HENRIQUE ANDRADE*
Em 17 de março de 2020, deixei um escritório no centro de Brasília para desenvolver minhas atividades empresariais em um escritório dentro de minha casa. O home office estava entrando em minha vida. Os primeiros meses foram de deslumbramento e encantamento. Afinal, eu podia desfrutar de um ambiente aprazível, confortável, ao lado da minha esposa. Mas, nos meses que seguiram comecei a sentir falta do relacionamento face to face com os profissionais da empresa, dos desafios diários que vivemos cotidianamente dentro de um ambiente no qual convivemos com várias pessoas de diversas crenças, formações e culturas.
Trabalho com colegas de várias gerações e sinto saudade das produtivas discussões acerca das diferentes visões e comportamentos, das formas também distintas de lidar com os clientes. Nossa atuação profissional não nos desafia apenas com as questões da nossa área. Somos seres coletivos, interativos, sociáveis e tudo ao redor nos coloca frente a frente com as questões do mundo.
Minha geração testemunhou a chegada do homem à Lua, vimos nascer o movimento de direitos humanos, a segunda onda do movimento feminista.

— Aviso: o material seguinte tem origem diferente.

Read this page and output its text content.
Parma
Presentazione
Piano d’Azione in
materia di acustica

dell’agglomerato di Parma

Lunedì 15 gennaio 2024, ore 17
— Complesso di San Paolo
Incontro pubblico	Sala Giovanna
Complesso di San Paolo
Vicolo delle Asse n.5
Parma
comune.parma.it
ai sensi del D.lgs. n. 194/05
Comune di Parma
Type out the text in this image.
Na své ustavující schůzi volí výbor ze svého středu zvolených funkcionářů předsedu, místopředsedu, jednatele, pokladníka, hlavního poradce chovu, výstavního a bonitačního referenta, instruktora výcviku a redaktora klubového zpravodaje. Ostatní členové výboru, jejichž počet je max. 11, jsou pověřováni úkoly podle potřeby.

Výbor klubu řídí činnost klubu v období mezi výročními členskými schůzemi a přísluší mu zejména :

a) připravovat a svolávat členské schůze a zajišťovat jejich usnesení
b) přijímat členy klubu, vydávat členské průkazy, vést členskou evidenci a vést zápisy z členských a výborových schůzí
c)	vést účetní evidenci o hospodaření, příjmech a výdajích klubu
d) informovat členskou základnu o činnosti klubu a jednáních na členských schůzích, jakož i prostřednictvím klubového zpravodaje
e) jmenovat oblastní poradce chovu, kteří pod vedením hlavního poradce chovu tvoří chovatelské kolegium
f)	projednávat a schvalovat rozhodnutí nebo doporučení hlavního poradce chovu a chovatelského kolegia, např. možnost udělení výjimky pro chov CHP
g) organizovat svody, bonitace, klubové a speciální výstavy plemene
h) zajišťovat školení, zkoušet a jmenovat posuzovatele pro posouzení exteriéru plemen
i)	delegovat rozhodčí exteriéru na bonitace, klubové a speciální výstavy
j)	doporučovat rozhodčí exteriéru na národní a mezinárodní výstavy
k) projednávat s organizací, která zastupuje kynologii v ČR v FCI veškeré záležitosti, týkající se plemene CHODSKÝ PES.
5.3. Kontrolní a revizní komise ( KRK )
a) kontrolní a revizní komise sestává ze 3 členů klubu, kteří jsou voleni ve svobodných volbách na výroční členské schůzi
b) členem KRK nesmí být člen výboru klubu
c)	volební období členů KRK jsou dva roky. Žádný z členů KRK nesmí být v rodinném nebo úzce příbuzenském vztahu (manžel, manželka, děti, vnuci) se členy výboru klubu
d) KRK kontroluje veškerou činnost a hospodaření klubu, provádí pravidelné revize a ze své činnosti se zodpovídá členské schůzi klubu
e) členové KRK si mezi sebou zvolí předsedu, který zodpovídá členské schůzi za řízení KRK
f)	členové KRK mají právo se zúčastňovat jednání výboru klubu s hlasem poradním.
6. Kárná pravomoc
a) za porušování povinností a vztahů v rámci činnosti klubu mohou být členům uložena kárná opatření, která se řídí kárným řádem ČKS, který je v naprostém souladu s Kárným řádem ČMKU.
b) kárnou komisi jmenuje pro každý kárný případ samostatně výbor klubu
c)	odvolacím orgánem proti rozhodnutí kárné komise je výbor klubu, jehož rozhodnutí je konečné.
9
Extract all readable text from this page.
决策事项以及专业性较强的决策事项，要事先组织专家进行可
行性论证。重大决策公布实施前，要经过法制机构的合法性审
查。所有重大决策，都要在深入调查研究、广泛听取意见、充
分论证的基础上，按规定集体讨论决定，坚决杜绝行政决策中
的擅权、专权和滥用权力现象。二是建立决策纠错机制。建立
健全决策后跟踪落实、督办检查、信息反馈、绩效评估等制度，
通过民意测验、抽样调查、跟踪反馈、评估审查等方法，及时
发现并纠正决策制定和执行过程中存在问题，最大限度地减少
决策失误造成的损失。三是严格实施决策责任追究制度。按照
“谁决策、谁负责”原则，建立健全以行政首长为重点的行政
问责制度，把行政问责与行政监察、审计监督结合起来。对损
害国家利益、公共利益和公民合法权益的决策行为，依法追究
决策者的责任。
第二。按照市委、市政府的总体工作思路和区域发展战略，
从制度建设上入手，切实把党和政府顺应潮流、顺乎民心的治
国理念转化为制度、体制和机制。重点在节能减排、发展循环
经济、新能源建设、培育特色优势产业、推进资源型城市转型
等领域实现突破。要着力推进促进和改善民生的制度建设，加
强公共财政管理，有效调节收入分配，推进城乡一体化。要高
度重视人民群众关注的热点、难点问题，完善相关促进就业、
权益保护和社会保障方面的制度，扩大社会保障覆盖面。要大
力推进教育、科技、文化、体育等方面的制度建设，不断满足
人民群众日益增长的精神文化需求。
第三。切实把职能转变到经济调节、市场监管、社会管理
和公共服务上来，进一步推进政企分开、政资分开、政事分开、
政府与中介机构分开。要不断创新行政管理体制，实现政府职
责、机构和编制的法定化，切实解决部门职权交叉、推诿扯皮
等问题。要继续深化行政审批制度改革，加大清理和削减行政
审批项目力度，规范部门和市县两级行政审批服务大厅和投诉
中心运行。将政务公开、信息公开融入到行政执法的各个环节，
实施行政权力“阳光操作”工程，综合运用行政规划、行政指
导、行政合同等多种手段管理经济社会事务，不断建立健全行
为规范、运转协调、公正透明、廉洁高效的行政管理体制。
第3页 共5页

Somos idealistas, revolucionários, coletivos, assim como os cientistas e as vacinas. Para a minha geração, primeiro vem o convívio, e depois o consumo. Somos high tech, but high touch.
Acreditamos ser o olho no olho que transmite segurança e comprometimento ao cliente. Então, não me encaixei muito bem nessa nova forma de trabalho, mas estou seguindo adiante, pois a única certeza que tenho é a incerteza. Tenho tentado me adaptar com ela e também com a fragilidade, com a incompreensibilidade que vivemos no século 21. Muitas das regras, costumes, leis e verdades que aprendi tomaram outra dimensão, se transformaram. Na verdade, muitas estão mesmo com validade vencida.
Manuel Bandeira que me perdoe, mas não existe mais Pasárgada. Não existe rei e ninguém está seguro. Assim sendo, precisamos construir uma cidade melhor, um país melhor, um mundo melhor. A Pasárgada de Bandeira é um sonho e nós transitamos na realidade. No nosso habitat, hoje, temos a pesquisa e a ciência como aliadas. Elas nos permitem um futuro, são nossa liberdade, nossa força para vencer os negativistas e os oportunistas.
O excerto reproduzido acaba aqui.